As it is known, increased activity of transamination enzymes in blood serum is an objective indicator of damage to liver parenchyma. In healthy animals, enzyme concentration inside hepatocytes is significantly higher than in blood serum. When hepatocytes are damaged, this serum-cell gradient is acutely disrupted. Cytolysis of liver parenchyma is accompanied with increase in permeability of hepatocyte cell membranes and membranes of cell organellas; at that, cytoplasmic, mitochondrial and lysosomic enzymes are released in circulation [13].

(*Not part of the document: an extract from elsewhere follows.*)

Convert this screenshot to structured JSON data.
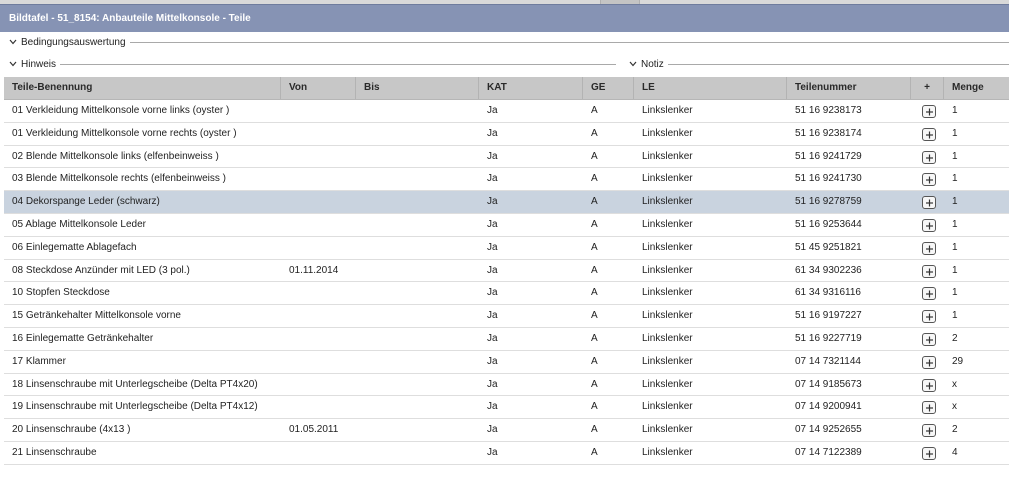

Administration of hypoxenum stopped this pathological process. For instance, in the third experimental group, activity of aspartate aminotranspherase and alanine aminotranspherase increased only by 2.6 and 3.1 % respectively on Day 7 of the experiment. By the end of the experiment, activity of these enzymes was increased by 1.7 and 1.8 %, however this difference with control was found to be statistically insignificant.

As for heptran, its activity was also effective throughout the experiment. For instance, on Day 7, there was an increase in activity of aspartate aminotranspherase and alanine aminotranspherase by 4.4 and 6.2 %. In the end of the experiment activity of these enzymes exceeded the controls by 1.5 and 5.2 % (р>0.05).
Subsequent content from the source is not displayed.